Modal belanja bahan sayuran dan bahan pokok lainnya sekitar 600.000-1.200.000 rupiah setiap kali buka pasar murah. Sementara uang hasil penjualan berkisar antara 450.000-900.000 alias perlu nombok sekitar 150.000 hingga 300.000 setiap kali buka Pasar Noceng. Yang artinya untuk sekitar 80 keluarga pembeli, misalnya, subsidi yang diberikan berkisar 1.875 sampai 3.750 per keluarga pembeli. Secara agregat, dengan jumlah subsidi yang sama Ketika program canthelan, dengan model pasar Noceng ini, yang mendapatkan maslahatnya bisa mencapai 80 bahkan 100 keluarga.

Dengan uang 8.000 atau 10.000 rupiah untuk berbelanja di pasar Noceng, berapa nilai barang yang dapat mereka bawa pulang. Dari ungkapan para pembeli, harga barang apabila belanja di warung atau pasar, bisa mencapai 18.000 hingga 30.000, sekali belanja.

Dengan motto “Penyumbang Ikhlas, Penjual Bahagia dan Pembeli Jujur dan Terbantu”, kemudian datang tawaran dari para donatur budiman untuk membantu memberikan subsidi. Donasi dipergunakan untuk nomboki selisih antara pembelian dengan duit masuk hasil penjualan.

Donatur pertama adalah teman-teman “Tim Kecil Bekasi”, kemudian disusul seorang eksekutif muda sebuah perusahaan Internasional yang tinggal di bilangan Kuningan Jaksel, menyusul seorang guru besar dari Bandung, dua dermawan perempuan dari Bekasi, eksekutif muda dari Semarang, dan dua donatur dari Pondok Gede dan Serpong. Tentu, masih tersedia ruang-ruang beramal dan bersedekah bagi orang-orang murah hati lainnya.

Populer

Berita kegiatan Pasar Noceng melebar dari mulut ke mulut. Pembeli tak lagi berasal dari seputaran cluster tempat saya tinggal, tetapi sudah menarik keluarga miskin dari beberap RW setempat. Pada umumnya mereka berasal dari keluarga dengan penghasilan pas-pasan, bahkan beberapa adalah keluarga rentan (vulnerable people) pengangguran, lansia dan janda miskin.

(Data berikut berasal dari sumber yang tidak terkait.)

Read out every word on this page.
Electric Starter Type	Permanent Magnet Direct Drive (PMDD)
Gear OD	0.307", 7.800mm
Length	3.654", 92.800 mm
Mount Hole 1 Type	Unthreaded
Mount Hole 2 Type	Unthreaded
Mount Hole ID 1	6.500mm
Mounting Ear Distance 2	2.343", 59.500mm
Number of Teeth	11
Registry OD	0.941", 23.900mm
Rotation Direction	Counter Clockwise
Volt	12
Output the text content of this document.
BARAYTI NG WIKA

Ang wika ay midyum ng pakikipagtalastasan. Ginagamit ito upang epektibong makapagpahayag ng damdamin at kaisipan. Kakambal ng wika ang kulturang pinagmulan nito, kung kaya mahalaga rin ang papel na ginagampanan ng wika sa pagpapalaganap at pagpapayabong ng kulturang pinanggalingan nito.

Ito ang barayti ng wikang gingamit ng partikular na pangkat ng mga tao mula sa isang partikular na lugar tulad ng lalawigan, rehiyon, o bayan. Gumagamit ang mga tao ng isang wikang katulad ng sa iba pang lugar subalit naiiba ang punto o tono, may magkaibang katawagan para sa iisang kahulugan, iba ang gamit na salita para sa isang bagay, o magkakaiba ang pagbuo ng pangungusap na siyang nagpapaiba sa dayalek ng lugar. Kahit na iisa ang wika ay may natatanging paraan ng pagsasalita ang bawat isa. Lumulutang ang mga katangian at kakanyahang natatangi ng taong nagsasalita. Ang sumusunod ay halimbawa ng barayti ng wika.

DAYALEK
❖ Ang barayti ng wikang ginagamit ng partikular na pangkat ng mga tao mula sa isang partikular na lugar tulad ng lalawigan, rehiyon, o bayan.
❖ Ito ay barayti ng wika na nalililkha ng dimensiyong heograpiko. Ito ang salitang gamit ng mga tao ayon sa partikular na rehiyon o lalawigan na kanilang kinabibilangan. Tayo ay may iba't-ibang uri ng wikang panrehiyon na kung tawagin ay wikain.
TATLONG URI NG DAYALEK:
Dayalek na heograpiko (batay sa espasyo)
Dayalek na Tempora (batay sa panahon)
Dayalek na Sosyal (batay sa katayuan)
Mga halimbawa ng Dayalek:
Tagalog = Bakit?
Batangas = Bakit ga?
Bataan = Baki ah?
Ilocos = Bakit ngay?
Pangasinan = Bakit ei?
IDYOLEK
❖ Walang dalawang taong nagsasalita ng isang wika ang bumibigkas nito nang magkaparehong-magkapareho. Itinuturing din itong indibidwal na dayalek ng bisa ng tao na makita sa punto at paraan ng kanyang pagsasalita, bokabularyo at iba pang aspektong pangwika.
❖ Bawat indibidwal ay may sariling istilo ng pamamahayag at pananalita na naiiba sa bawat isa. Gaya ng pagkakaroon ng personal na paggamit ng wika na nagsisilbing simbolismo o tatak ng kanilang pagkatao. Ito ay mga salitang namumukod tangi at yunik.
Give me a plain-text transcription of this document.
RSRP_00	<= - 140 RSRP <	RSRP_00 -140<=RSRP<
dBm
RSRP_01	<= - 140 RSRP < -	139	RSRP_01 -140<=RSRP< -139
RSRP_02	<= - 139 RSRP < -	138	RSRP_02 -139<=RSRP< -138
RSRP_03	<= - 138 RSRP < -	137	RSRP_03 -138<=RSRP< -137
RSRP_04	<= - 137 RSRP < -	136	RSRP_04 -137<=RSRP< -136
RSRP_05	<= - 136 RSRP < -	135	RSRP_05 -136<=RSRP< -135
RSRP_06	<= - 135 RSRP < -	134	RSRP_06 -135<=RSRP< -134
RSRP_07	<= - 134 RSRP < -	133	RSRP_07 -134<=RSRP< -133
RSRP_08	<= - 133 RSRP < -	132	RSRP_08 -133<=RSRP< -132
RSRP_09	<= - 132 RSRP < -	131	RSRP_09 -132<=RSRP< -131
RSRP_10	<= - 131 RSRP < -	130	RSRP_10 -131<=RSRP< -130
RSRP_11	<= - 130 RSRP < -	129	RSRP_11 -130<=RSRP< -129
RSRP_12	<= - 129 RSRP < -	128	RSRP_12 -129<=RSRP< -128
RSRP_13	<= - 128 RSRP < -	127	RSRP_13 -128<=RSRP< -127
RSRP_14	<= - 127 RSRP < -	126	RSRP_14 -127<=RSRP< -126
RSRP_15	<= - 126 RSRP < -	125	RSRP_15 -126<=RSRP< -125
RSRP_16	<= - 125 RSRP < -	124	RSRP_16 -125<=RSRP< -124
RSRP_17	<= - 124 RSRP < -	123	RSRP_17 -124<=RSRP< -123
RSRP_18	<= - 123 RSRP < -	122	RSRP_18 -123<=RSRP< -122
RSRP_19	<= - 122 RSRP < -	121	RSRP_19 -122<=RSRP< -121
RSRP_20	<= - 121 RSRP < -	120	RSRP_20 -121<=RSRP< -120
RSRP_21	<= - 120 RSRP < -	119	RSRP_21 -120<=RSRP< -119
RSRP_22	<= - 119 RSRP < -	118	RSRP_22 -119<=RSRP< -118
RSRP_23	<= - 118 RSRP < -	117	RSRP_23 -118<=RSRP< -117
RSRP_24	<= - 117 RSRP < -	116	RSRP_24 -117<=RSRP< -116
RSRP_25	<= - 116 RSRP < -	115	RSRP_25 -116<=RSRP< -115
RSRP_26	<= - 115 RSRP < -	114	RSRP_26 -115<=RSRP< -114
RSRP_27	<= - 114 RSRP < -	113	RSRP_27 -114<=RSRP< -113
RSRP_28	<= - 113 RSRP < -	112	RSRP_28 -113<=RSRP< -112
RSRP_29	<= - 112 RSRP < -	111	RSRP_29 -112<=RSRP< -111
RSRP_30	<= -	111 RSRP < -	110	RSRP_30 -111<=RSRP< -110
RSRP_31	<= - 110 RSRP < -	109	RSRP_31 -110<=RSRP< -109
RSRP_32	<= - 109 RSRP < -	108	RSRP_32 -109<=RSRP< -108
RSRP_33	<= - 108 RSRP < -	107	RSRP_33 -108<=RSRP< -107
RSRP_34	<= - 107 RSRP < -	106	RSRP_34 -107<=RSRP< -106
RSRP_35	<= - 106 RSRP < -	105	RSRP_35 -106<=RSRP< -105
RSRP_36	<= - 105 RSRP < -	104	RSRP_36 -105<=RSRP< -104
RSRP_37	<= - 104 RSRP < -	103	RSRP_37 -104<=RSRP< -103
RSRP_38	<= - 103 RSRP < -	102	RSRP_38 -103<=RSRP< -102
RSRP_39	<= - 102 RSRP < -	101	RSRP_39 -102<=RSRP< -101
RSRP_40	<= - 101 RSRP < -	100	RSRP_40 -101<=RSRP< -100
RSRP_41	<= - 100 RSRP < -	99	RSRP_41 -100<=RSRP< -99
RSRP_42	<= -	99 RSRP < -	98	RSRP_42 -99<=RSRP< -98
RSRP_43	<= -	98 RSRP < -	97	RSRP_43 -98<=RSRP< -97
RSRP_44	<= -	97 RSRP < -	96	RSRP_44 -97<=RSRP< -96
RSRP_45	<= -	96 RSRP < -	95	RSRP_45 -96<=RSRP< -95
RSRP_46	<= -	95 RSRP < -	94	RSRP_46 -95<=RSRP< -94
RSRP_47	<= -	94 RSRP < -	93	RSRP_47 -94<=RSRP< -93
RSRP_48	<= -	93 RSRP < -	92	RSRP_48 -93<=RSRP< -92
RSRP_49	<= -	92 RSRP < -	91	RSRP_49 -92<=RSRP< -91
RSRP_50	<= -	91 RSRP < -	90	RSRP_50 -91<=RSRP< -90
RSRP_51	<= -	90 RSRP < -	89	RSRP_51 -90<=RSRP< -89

Pemerintah Kelurahan Pengasinanpun tak kalah penasaran dan rombongan pejabat Kelurahan yang dipimpin pak Lurah berkunjung untuk menyaksikan hiruk pikuk pasar Noceng ke-9, Jumat (24/7) lalu. Tak kalah seru, hadir pula para pengurus RW setempat yang juga baru pertama kali melihat sendiri kegiatan pasar Noceng yang ada di wilayahnya sendiri.